Mes de la reforma: Martín Lutero
- Noviembre 1, 2020

Martín Lutero dio sus primeros pasos en el ministerio como un fiel monje agustino. En su etapa monástica luchó con crecientes sentimientos de duda y culpabilidad. Así que buscó en su religión y a sus líderes para que le ayudaran con su culpa. Entonces, se volvió a los sacramentos de la Iglesia, específicamente a la confesión.

Pero la confesión se convirtió en un suplicio para él. Claramente, a su juicio,  no estaba resolviendo su culpa, ni tampoco lo estaban logrando los ayunos.

Sin embargo, el contacto de Martín Lutero con las Sagradas Escrituras le trazó el camino definitivo para salir de su angustia.

Lutero formuló las preguntas correctas: ¿Cómo puedo salvarme siendo Dios justo y yo injusto? y recibió las respuestas correctas. Leyendo el inicio de la Carta a los Romanos el Apóstol Pablo afirma que “en el evangelio la justicia de Dios se revela por fe y para fe, como está escrito: ”mas el justo por la fe vivirá”.

Otro punto que inquietaba al reformador era la justicia de Dios, concebida por él como un acto vengador de Dios, que incluso se le hizo repulsiva. No obstante. Lutero comprendió que la justicia de Dios es recibida como un regalo únicamente por medio de la fe en Jesucristo.

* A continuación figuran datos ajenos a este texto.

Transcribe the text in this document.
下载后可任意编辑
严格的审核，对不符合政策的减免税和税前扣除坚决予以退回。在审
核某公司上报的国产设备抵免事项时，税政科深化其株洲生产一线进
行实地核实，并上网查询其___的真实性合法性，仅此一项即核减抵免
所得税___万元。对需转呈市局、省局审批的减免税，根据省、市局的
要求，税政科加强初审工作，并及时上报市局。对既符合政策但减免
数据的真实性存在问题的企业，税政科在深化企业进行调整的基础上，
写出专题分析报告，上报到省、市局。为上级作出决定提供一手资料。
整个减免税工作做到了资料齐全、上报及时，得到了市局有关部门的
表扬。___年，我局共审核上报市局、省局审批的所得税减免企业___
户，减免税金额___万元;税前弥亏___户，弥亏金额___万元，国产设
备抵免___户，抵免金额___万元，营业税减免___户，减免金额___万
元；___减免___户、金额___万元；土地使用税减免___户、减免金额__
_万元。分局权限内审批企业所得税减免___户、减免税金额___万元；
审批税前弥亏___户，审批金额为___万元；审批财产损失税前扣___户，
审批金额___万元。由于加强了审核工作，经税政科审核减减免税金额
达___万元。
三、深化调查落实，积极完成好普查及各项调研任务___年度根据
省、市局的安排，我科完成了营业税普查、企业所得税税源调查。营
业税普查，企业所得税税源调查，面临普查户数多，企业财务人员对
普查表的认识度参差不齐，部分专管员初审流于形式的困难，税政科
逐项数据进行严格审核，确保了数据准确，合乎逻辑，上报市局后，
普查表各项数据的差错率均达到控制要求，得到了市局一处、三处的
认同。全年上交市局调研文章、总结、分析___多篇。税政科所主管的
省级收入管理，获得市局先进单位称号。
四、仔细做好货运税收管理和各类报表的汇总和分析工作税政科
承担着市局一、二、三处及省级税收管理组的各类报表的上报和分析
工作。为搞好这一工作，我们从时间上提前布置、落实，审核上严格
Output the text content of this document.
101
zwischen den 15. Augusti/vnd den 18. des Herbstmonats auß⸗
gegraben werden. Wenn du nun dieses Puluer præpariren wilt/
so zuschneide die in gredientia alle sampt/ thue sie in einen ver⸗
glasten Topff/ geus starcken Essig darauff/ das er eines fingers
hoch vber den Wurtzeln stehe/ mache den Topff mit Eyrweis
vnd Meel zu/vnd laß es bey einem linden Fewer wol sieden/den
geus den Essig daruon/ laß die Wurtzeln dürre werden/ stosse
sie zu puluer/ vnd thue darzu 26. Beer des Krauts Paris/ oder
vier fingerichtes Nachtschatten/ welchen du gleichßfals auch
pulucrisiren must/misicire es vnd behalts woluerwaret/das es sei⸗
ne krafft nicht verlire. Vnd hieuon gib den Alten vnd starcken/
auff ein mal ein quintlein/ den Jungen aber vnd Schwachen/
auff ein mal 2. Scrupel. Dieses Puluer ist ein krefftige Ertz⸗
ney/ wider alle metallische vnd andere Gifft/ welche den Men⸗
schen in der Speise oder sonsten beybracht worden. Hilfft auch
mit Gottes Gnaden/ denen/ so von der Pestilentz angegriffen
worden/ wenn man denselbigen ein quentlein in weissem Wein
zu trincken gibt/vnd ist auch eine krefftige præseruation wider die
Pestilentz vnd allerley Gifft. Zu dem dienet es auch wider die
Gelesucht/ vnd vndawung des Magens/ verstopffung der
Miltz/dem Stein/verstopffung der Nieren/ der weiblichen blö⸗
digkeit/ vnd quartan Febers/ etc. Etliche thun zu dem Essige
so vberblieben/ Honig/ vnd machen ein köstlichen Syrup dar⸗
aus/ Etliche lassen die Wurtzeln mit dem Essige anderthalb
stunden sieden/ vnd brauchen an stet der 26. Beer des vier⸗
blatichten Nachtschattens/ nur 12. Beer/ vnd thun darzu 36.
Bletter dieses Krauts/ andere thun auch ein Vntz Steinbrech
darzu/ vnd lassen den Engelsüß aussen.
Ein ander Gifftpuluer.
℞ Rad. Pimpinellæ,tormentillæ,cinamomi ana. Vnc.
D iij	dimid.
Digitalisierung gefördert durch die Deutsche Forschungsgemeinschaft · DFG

Al respecto, Lutero señaló: “Al fin, por la misericordia de Dios, meditando día y noche, presté atención al contexto de las palabras ‘en el evangelio se revela la justicia que proviene de Dios, la cual es por fe de principio a fin, tal como está escrito: ‘El justo vivirá por la fe’’. Allí comencé a comprender que la justicia de Dios es aquello por lo cual el justo vive gracias al don de Dios, es decir, la fe. Y este es el significado: la justicia de Dios es revelada por el evangelio, es decir, la justicia pasiva con la cual el Dios misericordioso nos justifica por fe, como está escrito: ‘El justo vivirá por la fe’. Entonces sentí que había nacido de nuevo por completo y que había entrado al paraíso a través de puertas que estaban abiertas”.

Lutero entendió que la justicia de Dios tenía dos dimensiones. Por un lado se trataba de una cara que exige que los hombres fueran justos y que anunciaba un juicio pero, por otro lado, poseía también un rostro salvífico que actuaba en los seres humanos mediante la fe en Cristo. El descubrimiento de esa doctrina provocó en Lutero un cambio definitivo.

Así fue que Lutero entendió que el hombre pecador no es salvo por sus buenas obras. Más bien, la justicia de Cristo es imputada a los pecadores sólo sobre la base de la fe, Lutero llamó a esto una “justicia ajena”, es decir, no del hombre. Dicha justicia viene de fuera de él y es dada libremente por Dios. Gracias a su entendimiento de esta verdad, la justificación que es solamente por la fe —sola fide— se convirtió en la esencia de la Reforma, es decir, la materia misma del evangelio.

Según el propio Lutero semejante experiencia lo liberó de la ansiedad, del temor del pecado y lo llenó de paz y de sosiego.